Capitalism, as we have already seen, is based on privatization, which goes so far, by privatizing basic human rights, such as healthcare in the US and the water industry in the UK. The privatization attracts asset managers, which leads to underinvestment and deteriorating services. Asset managers focus more on minimizing costs and maximizing revenues, rather than the quality. Significant amount of money in the privatized water industry goes to the shareholders instead of investing. Asset management firms prioritize short-term profit and the quick sale of assets, there are no long-term investments which better the industry, which only worsens the problem for the privatized industry. Asset managers are inappropriate owners of critical, essential infrastructure. Unfortunately governments have not taken much action on this issue, partly because they have become reliant on these actors as the supposed solution. When governments and regulators do try to clamp down on them, asset managers often threaten to withdraw investments, which puts politicians in a difficult position.
One example of how privatized infrastructure can shape and constrain the development of a city is in Chicago where Morgan Stanley’s investment in parking infrastructure lead to the rising of parking fees and limitation to the city’s ability to implement cyclist-friendly infrastructure. It is common that assets are split and sold separately, firstly selling to the private sector, leaving the public sector with unattractive and less desirable assets.
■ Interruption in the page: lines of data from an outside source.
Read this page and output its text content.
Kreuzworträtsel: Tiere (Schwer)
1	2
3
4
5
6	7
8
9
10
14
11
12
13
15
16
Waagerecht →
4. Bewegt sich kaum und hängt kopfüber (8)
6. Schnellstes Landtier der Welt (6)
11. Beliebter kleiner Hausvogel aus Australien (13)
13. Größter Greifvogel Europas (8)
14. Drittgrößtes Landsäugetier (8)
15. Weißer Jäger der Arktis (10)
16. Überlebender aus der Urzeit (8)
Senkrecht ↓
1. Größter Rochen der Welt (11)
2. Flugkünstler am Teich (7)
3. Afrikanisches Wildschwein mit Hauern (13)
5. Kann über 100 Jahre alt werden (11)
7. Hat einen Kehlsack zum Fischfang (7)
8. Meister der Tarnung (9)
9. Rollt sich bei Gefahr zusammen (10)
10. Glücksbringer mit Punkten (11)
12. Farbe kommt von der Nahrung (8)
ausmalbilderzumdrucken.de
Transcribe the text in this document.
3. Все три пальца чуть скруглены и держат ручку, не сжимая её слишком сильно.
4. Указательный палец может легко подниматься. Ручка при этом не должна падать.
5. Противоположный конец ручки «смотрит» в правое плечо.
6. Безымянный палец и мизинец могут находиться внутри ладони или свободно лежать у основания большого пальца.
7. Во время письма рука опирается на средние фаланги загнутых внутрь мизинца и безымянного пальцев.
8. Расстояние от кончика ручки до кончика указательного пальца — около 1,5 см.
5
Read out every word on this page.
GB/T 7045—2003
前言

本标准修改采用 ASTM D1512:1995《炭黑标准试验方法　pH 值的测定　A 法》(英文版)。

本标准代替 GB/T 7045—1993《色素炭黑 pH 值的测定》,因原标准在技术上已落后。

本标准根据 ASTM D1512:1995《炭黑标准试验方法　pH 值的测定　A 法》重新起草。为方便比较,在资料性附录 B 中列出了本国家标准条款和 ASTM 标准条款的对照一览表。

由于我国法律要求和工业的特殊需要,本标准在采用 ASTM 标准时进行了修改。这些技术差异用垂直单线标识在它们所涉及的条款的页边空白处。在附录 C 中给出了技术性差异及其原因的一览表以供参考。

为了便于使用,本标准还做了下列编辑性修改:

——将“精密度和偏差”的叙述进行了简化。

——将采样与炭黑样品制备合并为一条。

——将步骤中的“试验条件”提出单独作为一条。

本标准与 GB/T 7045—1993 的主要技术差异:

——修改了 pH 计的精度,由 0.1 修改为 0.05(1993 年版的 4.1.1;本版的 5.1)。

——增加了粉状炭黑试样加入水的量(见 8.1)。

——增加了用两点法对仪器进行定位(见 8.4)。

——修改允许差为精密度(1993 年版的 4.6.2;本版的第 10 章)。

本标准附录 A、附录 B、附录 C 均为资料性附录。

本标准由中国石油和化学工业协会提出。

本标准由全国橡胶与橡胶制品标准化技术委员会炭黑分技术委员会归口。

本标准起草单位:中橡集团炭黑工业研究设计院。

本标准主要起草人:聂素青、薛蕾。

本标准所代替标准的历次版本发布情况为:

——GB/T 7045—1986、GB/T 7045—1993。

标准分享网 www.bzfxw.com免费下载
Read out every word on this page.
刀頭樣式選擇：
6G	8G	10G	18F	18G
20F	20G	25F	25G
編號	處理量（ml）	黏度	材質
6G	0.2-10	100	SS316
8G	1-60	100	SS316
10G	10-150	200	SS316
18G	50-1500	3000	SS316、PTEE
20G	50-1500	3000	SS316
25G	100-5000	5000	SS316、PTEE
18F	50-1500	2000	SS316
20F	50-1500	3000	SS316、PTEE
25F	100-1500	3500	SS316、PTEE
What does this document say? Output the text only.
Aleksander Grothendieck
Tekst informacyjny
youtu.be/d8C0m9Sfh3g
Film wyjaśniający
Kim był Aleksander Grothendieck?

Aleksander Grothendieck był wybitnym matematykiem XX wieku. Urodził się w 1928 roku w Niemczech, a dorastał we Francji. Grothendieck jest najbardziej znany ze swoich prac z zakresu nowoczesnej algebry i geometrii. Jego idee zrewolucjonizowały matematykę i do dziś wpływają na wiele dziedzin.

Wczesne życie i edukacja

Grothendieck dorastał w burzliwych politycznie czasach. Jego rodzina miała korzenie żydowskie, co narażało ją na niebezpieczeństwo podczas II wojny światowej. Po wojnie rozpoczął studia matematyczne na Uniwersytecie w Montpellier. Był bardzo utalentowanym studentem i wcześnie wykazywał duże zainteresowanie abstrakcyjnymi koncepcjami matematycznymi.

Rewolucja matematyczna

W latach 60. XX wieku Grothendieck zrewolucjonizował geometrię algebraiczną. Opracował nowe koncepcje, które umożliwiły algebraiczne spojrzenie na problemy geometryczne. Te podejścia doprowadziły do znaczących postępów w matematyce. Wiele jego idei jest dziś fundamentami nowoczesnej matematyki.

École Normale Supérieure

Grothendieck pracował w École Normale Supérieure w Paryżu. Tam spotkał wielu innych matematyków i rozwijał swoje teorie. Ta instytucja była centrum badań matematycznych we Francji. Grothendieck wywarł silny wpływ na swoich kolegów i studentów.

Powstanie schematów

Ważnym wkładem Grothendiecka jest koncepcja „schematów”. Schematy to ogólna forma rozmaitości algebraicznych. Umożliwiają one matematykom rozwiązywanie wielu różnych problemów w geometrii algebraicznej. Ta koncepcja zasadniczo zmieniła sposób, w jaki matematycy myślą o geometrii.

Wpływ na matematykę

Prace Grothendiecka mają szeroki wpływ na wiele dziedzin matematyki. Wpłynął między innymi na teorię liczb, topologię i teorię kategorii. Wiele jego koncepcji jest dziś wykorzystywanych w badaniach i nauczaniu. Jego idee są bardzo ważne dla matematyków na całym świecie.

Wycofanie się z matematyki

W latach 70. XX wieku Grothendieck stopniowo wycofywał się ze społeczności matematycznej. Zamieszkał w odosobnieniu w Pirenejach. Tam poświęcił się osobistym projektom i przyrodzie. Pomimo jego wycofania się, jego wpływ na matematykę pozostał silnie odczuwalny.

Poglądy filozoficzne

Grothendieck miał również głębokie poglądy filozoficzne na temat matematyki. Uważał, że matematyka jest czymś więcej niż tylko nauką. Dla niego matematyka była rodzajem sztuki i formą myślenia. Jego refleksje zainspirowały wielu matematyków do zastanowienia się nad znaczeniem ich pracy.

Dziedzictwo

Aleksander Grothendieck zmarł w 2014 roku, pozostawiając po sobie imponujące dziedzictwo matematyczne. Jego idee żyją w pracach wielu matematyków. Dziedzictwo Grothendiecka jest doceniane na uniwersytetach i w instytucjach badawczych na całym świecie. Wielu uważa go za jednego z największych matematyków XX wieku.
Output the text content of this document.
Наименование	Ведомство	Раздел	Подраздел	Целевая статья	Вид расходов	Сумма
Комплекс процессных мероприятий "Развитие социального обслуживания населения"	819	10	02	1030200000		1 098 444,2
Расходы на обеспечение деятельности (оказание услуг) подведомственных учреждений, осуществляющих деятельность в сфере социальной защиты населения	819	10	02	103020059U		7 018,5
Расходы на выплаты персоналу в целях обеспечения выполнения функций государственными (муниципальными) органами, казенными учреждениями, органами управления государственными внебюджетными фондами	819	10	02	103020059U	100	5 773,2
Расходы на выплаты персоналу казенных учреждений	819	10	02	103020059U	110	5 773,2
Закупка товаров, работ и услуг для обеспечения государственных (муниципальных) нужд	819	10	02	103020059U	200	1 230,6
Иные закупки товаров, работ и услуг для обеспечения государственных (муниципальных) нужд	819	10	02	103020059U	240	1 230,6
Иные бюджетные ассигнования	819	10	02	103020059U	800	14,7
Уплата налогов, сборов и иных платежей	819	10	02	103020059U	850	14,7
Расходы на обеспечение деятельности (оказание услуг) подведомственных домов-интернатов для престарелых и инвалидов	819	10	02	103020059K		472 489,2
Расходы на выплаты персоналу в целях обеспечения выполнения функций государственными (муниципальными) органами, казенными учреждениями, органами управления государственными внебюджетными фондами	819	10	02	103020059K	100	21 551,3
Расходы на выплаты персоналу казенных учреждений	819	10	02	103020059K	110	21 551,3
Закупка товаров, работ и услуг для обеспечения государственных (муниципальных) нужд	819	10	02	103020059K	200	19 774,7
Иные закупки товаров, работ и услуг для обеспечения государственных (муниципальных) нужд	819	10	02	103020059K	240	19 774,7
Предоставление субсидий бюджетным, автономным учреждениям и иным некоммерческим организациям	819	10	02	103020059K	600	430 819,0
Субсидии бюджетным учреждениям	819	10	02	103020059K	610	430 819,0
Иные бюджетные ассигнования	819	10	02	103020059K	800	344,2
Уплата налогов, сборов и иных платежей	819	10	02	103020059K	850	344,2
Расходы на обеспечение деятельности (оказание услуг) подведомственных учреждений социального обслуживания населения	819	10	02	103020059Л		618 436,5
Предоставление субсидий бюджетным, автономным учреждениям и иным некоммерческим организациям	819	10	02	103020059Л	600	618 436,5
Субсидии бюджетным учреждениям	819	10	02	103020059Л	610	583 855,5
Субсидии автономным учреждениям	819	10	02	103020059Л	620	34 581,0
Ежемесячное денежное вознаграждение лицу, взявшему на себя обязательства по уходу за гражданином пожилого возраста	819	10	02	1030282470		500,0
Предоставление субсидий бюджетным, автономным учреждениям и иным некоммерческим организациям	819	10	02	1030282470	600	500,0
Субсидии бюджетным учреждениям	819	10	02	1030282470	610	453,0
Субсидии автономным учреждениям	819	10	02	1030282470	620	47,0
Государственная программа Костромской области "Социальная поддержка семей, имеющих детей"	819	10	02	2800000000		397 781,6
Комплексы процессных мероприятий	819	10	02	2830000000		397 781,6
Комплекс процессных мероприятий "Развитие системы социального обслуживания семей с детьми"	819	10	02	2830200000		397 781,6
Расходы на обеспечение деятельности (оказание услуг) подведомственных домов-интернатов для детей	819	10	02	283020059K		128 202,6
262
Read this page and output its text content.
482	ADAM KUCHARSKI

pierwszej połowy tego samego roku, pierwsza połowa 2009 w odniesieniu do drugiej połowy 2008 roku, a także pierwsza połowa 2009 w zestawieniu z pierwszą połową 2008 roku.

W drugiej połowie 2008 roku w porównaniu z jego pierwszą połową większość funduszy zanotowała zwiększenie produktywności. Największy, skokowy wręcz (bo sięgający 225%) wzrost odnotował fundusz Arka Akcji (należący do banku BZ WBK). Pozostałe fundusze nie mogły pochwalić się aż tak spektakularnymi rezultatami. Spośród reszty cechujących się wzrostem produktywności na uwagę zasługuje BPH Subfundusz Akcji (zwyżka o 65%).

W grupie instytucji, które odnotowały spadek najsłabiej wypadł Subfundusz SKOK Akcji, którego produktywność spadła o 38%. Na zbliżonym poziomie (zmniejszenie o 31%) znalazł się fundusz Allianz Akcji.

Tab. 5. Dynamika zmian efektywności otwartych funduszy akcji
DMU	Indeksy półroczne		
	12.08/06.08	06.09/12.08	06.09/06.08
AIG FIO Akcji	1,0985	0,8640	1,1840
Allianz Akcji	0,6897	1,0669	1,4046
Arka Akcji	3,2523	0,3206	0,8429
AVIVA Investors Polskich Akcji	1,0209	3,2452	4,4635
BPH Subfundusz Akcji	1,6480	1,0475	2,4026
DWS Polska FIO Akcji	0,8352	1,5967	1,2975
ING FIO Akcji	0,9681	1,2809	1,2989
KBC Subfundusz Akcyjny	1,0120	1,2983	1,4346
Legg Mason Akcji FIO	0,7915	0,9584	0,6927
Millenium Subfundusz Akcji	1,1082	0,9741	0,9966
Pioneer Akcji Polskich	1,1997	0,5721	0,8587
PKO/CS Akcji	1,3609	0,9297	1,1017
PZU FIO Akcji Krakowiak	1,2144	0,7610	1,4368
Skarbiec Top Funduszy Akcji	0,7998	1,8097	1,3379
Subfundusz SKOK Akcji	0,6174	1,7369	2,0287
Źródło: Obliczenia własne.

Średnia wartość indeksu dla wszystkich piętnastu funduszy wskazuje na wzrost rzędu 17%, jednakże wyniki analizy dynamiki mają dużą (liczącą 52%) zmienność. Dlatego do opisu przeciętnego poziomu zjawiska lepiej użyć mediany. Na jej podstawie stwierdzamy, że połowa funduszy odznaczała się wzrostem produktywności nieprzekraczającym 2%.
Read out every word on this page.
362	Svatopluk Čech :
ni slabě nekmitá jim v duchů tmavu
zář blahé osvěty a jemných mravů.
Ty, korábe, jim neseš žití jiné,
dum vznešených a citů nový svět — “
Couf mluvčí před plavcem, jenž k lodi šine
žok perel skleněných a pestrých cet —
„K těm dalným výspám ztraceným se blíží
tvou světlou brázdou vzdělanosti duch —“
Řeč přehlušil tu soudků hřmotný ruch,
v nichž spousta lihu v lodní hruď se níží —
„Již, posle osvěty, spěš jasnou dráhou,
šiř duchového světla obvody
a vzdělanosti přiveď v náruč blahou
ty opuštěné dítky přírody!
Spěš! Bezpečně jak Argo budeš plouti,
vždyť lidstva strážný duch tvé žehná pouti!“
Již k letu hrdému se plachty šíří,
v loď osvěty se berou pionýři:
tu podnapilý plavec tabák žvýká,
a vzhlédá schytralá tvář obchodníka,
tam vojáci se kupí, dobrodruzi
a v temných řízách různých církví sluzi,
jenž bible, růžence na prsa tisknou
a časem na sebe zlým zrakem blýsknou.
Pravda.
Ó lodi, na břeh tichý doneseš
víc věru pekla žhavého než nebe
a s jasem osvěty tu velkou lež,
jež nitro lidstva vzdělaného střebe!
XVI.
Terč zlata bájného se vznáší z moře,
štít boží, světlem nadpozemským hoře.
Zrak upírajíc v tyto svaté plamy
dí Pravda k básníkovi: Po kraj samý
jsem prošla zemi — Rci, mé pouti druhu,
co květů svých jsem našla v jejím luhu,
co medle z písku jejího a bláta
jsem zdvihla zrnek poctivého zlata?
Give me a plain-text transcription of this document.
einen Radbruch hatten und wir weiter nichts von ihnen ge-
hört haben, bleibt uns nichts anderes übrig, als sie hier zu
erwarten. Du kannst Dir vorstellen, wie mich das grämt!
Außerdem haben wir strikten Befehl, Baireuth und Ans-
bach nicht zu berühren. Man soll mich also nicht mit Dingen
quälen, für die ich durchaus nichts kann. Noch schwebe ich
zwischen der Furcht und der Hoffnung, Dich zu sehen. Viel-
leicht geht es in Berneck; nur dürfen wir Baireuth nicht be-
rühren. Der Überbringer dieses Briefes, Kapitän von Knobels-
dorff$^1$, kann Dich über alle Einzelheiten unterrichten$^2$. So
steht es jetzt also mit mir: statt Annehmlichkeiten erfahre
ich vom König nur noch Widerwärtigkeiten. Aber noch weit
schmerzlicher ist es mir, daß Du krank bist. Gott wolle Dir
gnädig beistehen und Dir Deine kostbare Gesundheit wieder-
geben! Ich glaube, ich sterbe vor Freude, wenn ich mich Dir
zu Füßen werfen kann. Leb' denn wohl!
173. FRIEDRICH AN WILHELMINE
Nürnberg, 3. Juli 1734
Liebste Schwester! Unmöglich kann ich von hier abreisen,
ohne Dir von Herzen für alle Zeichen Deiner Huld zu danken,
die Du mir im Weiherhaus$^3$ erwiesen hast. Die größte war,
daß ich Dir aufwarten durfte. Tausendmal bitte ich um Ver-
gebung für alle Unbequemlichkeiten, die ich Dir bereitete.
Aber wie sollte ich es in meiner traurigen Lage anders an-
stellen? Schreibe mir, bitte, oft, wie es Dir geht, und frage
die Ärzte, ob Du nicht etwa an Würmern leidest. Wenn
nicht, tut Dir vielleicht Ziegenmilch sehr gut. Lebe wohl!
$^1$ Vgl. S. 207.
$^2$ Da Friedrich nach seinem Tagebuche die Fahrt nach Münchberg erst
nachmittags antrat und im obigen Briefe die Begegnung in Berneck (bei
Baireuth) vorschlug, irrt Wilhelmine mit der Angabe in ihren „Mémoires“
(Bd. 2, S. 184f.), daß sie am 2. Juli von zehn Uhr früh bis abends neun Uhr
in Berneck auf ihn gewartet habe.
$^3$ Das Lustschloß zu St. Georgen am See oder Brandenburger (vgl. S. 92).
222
That practice is known as “splintering”.
Both the public and private sectors can have issues as owners of assets, however, the public sector offers the possibility of different outcomes compared to private sector ownership, particularly in terms of asset management. One key difference is the role of the public sector in funding and owning critical infrastructure assets. In this case, the public sector is able to generate revenues from the use of these assets, such as toll roads or public utilities. This income can then be reinvested into the maintenance and development of the assets.
Currently it seems that the negative effects of privatization far outweigh the positive. Higher water and energy bills, evictions, and limited housing opportunities are currently big problems, that are ever so increasing, so how big will they even be for the future generations?
The way I see it is that the only people who will be making more and more money are those in the financial services sector, while the rest will only be losing money. That is because while their pays are increasing, they aren’t increasing nearly enough to keep up with the insane price rises that we see today. A worker’s pay may increase 10%, but what is that going to help him when the housing prices increase by 60%. With the privatization of housing, the social system is more and more reminding me of feudalism. The rich keep getting richer while exploiting the poor who keep getting poorer. The rich control that system, so of course they’re not going to let it change and risk losing their wealth. The only way to change this system is to make changes at it’s core, which is hardly possible.